Personal information
- Full name: David Matías Retamal Bascur
- Date of birth: 14 April 2003 (age 22)
- Place of birth: Santiago, Chile
- Height: 1.80 m (5 ft 11 in)
- Position: Defender

Team information
- Current team: Universidad de Concepción (on loan from Universidad de Chile)
- Number: 5

Youth career
- Universidad de Chile

Senior career*
- Years: Team / Apps / (Gls)
- 2023–: Universidad de Chile / 7 / (0)
- 2025: → Universidad de Concepción (loan) / 10 / (0)
- 2026–: → Universidad de Concepción (loan) / 0 / (0)

= David Retamal =

Chilean footballer

David Matías Retamal Bascur (born 14 April 2003) is a Chilean footballer who plays as a defender for Chilean Primera División club Universidad de Concepción on loan from Universidad de Chile.

==Club career==
Born in Santiago de Chile, Retamal is a product of Universidad de Chile. Despite he was on the substitutes bench in some matches for the first team during 2023, he was officially promoted under Gustavo Álvarez in 2024. He made his professional debut in the 0–1 away win against Unión Española on 7 April 2024 for the Chilean Primera División. In August of the same year, he suffered a serious meniscus tear.

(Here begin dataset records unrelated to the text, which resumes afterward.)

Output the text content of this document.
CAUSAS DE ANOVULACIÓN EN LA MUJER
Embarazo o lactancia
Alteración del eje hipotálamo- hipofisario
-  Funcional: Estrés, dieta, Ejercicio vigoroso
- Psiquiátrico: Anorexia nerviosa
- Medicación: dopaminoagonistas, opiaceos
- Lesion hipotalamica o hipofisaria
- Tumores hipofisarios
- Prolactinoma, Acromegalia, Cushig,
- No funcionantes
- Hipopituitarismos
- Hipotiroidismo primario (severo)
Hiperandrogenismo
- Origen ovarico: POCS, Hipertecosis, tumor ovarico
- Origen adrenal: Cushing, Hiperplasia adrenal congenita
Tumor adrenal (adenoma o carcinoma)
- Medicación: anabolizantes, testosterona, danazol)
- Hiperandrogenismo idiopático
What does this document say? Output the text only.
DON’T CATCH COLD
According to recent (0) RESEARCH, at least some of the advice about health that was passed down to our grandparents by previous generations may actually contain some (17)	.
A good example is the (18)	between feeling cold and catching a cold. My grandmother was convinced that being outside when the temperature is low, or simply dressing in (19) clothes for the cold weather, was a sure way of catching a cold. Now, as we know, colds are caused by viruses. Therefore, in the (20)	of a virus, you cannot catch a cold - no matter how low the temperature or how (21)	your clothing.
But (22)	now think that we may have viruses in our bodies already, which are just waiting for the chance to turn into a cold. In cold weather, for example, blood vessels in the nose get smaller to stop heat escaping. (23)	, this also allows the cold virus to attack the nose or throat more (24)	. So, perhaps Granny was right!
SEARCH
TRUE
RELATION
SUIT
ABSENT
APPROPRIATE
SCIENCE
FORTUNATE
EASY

In March 2025, Retamal was loaned out to Universidad de Concepción and returned to Universidad de Chile for the second half of the year, taking part in the 2025 Copa Sudamericana.

Once Universidad de Concepción won the 2025 Liga de Ascenso and returned to the Chilean top division, Retamal rejoined them on loan for the 2026 season.